How to Prepare for a Tax Audit
If you're selected for a tax audit, carefully review the letter explaining why you've been selected and how to submit your documents. Pay attention to the deadline, which is often around 30 days, and request an extension if needed.
If it's a mail audit, you'll likely only be asked to provide proof of a few items on your return. Once you gather the paperwork, it's wise to also write a clear summary in response. If you're nervous about doing this on your own, or you want help preparing the documents and response, consult with a tax accountant.
For an in-person audit, you will also need to gather documents. Most taxpayers pay a professional to represent them and handle the process of an in-person audit, as it can be more complex.
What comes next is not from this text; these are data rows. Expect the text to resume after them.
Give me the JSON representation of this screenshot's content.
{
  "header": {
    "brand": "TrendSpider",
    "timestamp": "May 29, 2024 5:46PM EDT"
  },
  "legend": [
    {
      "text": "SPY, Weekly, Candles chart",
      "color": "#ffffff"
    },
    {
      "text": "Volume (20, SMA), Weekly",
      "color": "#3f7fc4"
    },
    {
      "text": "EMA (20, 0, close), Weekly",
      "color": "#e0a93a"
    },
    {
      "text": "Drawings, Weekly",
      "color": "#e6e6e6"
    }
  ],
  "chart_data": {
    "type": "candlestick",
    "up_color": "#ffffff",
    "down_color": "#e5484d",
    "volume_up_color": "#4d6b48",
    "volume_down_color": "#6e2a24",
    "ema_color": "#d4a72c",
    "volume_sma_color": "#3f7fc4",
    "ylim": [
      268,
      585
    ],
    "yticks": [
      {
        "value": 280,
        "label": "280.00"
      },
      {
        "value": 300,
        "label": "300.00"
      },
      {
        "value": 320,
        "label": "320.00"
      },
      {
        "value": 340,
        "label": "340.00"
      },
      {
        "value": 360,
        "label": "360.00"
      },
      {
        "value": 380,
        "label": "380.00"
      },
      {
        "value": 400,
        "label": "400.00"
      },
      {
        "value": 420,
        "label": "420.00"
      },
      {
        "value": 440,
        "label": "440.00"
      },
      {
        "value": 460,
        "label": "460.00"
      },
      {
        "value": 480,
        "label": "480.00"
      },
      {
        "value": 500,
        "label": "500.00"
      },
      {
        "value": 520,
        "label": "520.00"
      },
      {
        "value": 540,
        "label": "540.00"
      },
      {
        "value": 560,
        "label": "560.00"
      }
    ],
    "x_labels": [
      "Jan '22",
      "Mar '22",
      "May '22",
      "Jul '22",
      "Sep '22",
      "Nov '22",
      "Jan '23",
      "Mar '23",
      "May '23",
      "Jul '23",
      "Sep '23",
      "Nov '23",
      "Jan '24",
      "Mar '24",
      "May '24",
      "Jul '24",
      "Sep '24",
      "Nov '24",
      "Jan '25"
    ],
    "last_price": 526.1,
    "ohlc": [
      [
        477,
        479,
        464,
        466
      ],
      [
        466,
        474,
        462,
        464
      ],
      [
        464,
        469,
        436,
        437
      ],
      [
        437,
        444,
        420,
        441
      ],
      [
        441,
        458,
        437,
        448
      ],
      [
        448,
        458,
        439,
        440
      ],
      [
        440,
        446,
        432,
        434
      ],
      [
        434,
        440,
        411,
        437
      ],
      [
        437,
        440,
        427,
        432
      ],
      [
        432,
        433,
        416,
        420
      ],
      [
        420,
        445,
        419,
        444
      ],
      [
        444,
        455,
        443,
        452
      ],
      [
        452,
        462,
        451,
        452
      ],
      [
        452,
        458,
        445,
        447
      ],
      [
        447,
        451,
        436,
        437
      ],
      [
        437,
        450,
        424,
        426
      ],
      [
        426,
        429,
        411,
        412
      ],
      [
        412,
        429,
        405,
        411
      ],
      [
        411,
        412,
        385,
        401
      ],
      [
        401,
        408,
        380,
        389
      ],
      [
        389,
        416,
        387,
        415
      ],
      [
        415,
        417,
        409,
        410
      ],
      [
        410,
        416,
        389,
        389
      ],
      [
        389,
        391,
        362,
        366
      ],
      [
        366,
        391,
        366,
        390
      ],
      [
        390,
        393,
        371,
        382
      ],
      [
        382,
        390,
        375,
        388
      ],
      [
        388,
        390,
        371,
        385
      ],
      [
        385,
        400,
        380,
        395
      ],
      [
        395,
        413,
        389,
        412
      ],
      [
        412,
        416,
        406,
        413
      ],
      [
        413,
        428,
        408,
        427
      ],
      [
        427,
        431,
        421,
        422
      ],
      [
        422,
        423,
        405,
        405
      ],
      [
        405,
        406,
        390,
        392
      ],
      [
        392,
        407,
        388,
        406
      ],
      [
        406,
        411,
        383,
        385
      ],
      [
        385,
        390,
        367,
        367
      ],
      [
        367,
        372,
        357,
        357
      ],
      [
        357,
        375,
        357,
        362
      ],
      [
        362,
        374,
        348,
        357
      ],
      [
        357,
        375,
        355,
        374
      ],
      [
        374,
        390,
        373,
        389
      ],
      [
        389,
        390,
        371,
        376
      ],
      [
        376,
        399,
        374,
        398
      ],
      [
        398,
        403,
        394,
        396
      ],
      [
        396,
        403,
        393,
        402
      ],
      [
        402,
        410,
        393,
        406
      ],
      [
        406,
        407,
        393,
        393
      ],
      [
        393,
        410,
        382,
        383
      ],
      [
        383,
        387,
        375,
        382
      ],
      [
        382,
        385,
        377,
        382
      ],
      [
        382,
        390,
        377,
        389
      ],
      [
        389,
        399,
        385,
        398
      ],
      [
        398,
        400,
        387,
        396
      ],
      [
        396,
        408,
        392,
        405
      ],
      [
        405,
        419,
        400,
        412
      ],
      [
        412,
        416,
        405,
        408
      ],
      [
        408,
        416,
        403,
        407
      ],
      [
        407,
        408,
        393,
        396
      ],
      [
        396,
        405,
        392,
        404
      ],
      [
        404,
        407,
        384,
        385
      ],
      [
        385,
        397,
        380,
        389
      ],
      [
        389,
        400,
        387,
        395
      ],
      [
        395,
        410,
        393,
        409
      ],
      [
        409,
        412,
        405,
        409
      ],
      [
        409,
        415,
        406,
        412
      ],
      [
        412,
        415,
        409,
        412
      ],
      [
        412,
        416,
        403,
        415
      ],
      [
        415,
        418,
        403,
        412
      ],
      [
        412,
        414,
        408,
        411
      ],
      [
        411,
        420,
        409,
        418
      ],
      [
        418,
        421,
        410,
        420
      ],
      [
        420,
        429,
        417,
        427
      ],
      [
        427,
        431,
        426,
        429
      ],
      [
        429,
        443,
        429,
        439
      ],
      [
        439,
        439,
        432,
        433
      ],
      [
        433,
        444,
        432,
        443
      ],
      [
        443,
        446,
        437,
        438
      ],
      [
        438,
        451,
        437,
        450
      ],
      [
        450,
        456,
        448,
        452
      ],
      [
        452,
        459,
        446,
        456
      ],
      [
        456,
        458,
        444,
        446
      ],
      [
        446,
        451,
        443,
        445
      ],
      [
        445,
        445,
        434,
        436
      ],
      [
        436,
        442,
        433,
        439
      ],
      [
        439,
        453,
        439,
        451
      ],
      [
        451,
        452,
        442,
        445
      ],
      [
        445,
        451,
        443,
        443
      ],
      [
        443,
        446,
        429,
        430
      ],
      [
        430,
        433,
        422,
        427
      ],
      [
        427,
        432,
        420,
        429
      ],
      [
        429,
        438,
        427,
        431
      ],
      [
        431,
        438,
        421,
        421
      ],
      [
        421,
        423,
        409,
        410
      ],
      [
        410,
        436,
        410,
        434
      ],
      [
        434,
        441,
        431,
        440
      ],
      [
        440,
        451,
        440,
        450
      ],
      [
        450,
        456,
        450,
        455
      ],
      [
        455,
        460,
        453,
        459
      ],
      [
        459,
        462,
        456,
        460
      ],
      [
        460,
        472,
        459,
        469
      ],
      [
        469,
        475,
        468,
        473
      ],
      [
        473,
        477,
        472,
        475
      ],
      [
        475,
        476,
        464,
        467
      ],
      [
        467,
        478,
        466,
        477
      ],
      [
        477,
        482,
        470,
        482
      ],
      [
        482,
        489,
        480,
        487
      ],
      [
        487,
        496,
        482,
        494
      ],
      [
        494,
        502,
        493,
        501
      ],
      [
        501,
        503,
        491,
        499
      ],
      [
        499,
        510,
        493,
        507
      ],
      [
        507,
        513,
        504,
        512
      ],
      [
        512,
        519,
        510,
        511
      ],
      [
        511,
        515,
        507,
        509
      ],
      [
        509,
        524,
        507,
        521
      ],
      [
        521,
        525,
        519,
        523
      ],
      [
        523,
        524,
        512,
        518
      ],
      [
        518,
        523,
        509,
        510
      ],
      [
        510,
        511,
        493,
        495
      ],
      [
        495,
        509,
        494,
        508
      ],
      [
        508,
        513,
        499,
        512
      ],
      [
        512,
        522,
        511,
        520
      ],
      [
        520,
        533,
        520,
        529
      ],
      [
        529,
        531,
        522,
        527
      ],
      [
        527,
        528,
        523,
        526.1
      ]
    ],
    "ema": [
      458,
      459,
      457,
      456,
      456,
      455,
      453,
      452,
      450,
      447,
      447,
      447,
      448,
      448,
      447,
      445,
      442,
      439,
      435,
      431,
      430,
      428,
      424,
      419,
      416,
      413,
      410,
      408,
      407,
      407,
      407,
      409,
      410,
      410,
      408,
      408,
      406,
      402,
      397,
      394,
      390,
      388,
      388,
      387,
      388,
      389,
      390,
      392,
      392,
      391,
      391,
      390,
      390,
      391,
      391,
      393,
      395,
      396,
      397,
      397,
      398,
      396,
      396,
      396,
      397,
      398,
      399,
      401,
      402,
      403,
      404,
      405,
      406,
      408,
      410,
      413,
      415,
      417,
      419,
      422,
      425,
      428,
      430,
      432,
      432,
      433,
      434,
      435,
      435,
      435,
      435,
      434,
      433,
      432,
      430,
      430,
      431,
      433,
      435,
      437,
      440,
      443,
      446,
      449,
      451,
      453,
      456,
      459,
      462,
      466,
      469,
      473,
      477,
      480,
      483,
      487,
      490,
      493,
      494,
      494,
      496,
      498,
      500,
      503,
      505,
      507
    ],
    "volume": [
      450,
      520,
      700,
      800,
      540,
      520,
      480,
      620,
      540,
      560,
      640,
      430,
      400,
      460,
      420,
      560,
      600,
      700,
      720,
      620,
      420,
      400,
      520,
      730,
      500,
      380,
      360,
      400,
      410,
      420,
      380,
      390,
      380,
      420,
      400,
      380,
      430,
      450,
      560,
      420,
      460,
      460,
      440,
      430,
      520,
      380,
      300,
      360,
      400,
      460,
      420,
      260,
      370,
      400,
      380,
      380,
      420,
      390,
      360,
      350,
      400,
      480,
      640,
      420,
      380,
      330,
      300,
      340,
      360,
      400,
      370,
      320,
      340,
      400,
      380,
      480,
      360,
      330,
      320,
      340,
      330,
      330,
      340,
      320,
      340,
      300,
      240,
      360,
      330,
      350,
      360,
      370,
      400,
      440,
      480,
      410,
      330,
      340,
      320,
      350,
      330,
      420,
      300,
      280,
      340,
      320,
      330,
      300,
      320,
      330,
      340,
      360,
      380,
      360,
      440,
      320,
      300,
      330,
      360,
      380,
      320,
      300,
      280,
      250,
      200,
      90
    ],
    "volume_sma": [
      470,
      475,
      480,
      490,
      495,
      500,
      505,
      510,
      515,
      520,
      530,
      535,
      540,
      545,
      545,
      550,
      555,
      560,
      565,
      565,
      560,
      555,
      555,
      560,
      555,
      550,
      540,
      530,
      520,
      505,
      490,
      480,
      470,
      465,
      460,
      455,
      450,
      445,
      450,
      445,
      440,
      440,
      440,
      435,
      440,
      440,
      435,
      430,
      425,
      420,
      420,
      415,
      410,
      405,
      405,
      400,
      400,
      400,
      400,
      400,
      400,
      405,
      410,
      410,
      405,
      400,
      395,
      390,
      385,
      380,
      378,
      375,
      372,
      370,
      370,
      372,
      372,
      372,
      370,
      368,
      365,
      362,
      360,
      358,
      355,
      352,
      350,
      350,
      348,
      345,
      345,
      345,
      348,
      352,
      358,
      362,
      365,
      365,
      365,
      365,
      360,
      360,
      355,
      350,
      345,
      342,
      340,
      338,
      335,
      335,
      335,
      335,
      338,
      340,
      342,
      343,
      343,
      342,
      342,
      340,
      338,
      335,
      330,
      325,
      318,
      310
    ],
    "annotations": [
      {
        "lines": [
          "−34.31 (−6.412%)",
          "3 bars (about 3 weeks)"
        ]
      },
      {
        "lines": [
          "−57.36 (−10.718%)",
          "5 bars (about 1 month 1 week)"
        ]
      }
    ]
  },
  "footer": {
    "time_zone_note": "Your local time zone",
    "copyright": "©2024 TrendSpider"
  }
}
Tax Audits Do Not Impact Credit
While a tax audit may seem intimidating, many audits can be resolved easily. Also, know that undergoing a tax audit does not impact your credit or show up on your credit report.
If you undergo an audit and find yourself facing a steep tax bill you can't pay, don't ignore it since this can lead to penalties or worse. Ask the IRS if you're eligible for a payment plan, and contact your lenders to ask if you can temporarily reduce bills to avoid missing payments.